The fix is intent manifestation before implementation. Before the agent writes a line of code, the following should be explicit:

  • What the product is — not what it does, but what it *is*
  • What must not be sacrificed — the protected values that trade-offs can't touch
  • What failures are unacceptable — not bugs, but conceptual failures
  • What words are load-bearing — "tiny," "simple," "also" — and what they actually mean in this context
  • What the agent must not decide silently — the choices that need to be surfaced, not inferred

This is what we call Exogenesis — an intent-first method for software generation. It's not a framework. It's not a plugin. It's a way of structuring the conversation between you and the agent so that the agent's plan starts from your meaning instead of its own inference.

We've shown that this works. In experiment after experiment, the intent-driven branch preserved product identity, caught edge cases the prompt-only branch missed, and treated constraint words as rules instead of moods. A regeneration experiment showed that two independent agents given the same intent artifact converge perfectly — even on claims the artifact was uncertain about.

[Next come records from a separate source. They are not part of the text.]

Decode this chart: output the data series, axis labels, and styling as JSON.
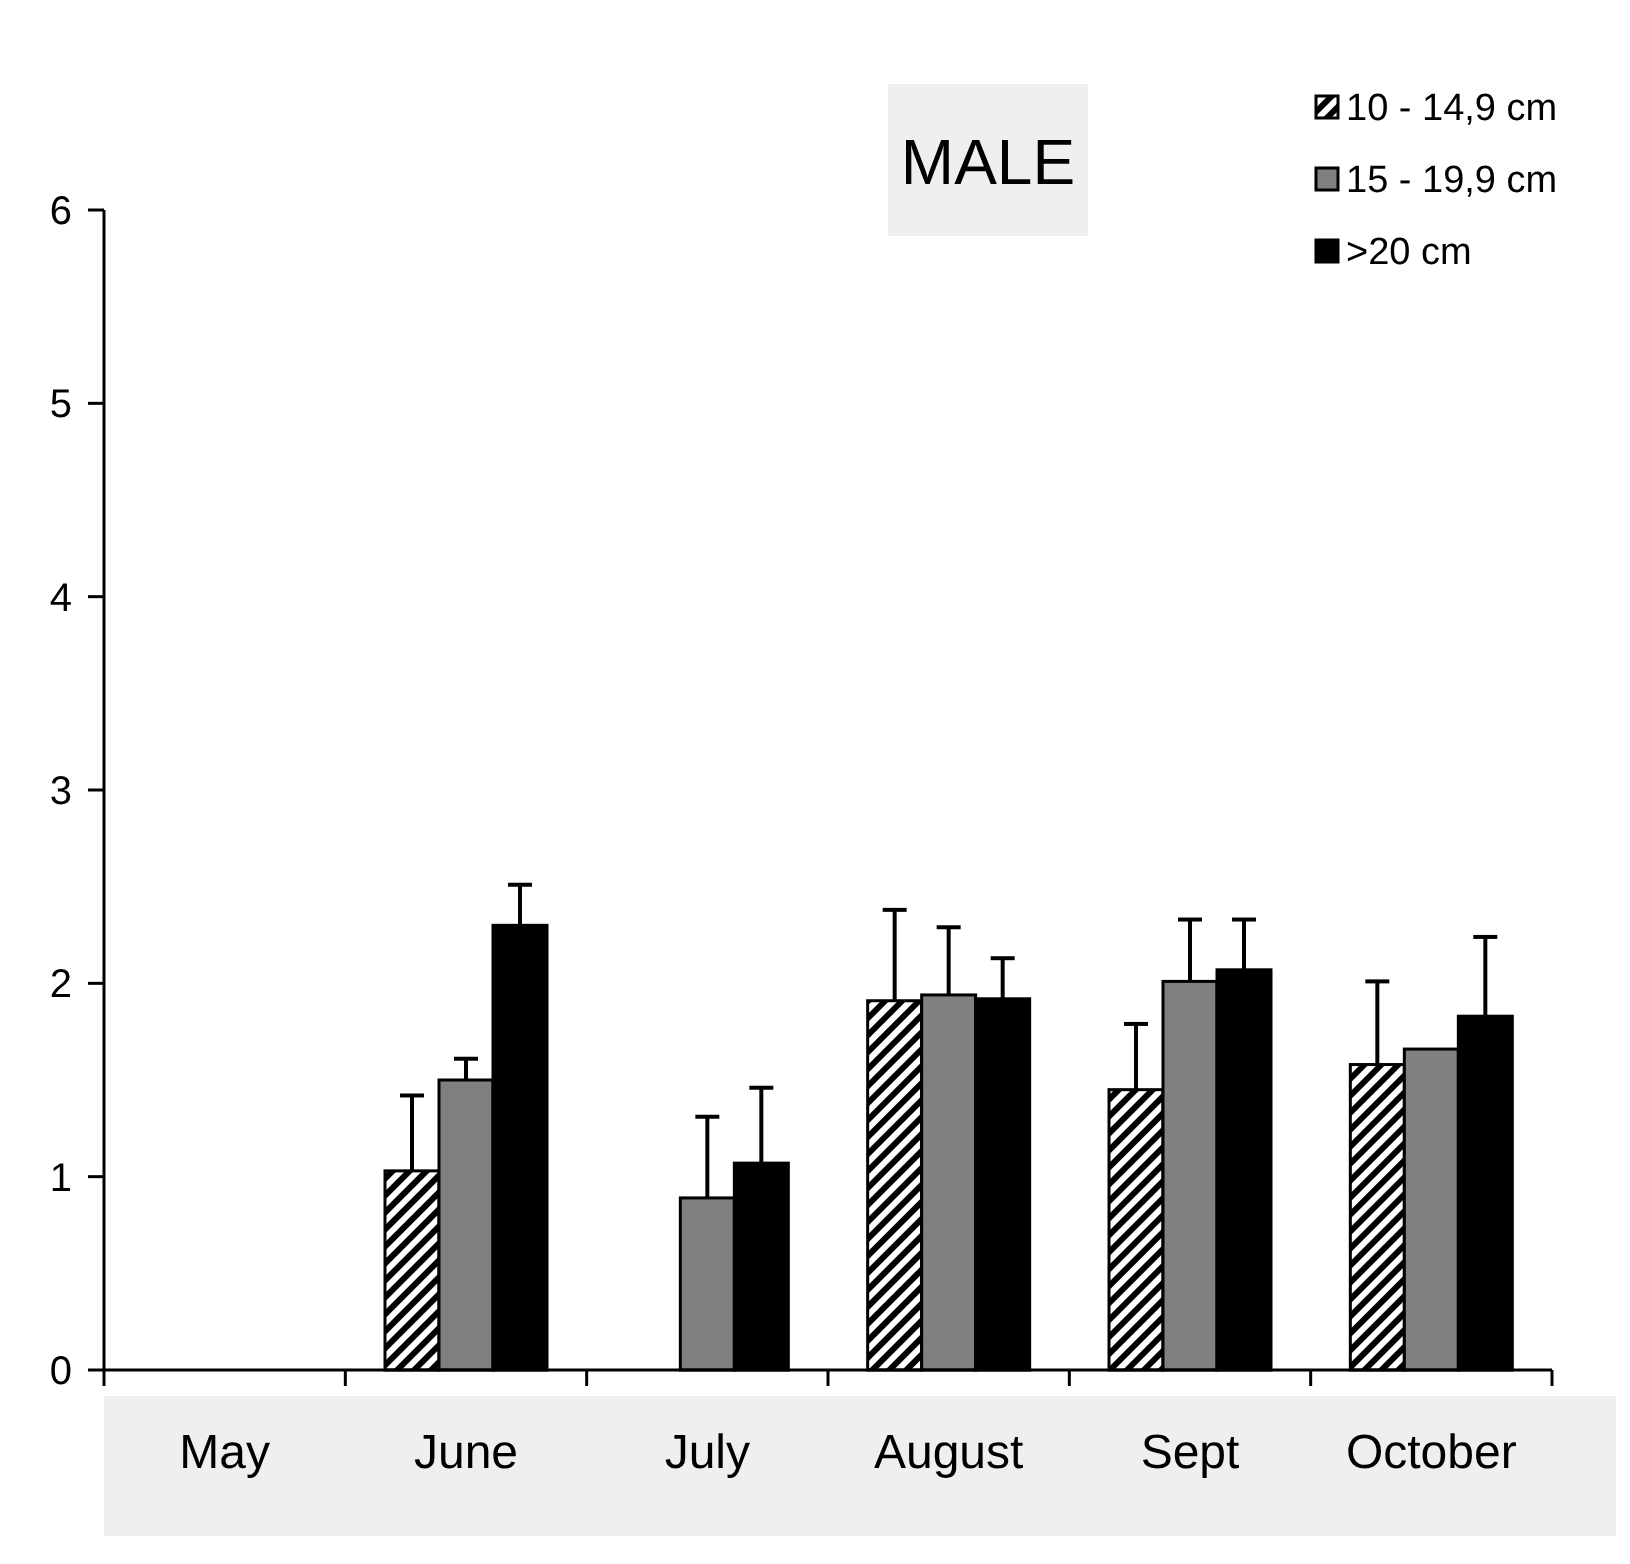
{
  "chart_data": {
    "type": "bar",
    "title": "MALE",
    "categories": [
      "May",
      "June",
      "July",
      "August",
      "Sept",
      "October"
    ],
    "series": [
      {
        "name": "10 - 14,9 cm",
        "color": "#000000",
        "values": [
          null,
          1.03,
          null,
          1.91,
          1.45,
          1.58
        ],
        "errors": [
          null,
          [
            1.03,
            1.42
          ],
          null,
          [
            1.91,
            2.38
          ],
          [
            1.45,
            1.79
          ],
          [
            1.58,
            2.01
          ]
        ]
      },
      {
        "name": "15 - 19,9 cm",
        "color": "#808080",
        "values": [
          null,
          1.5,
          0.89,
          1.94,
          2.01,
          1.66
        ],
        "errors": [
          null,
          [
            1.5,
            1.61
          ],
          [
            0.89,
            1.31
          ],
          [
            1.94,
            2.29
          ],
          [
            2.01,
            2.33
          ],
          null
        ]
      },
      {
        "name": ">20 cm",
        "color": "#000000",
        "values": [
          null,
          2.3,
          1.07,
          1.92,
          2.07,
          1.83
        ],
        "errors": [
          null,
          [
            2.3,
            2.51
          ],
          [
            1.07,
            1.46
          ],
          [
            1.92,
            2.13
          ],
          [
            2.07,
            2.33
          ],
          [
            1.83,
            2.24
          ]
        ]
      }
    ],
    "ylim": [
      0,
      6
    ],
    "yticks": [
      0,
      1,
      2,
      3,
      4,
      5,
      6
    ],
    "grid": false,
    "legend": "top right"
  }
}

The uncomfortable conclusion

Your AI coding tool is not broken. It's doing exactly what you asked — which is almost nothing.

Five words is not an instruction. It's an invitation for the agent to build whatever it thinks you might have meant. Sometimes it guesses right. Sometimes it builds a filing cabinet when you wanted a journal, an expense tracker when you wanted a budget planner, a medication compliance system when a child just wanted their mom to remember.

The gap between what you typed and what you meant is where every silent decision lives. Every product reframing. Every constraint reinterpretation. Every feature that seemed reasonable individually but collectively turned your tiny timer into a feature-complete pomodoro app.

You can close that gap. But it requires you to do something most developers resist: *think about what you want before you ask for it.*

The AI can code. It's waiting for you to tell it what to build.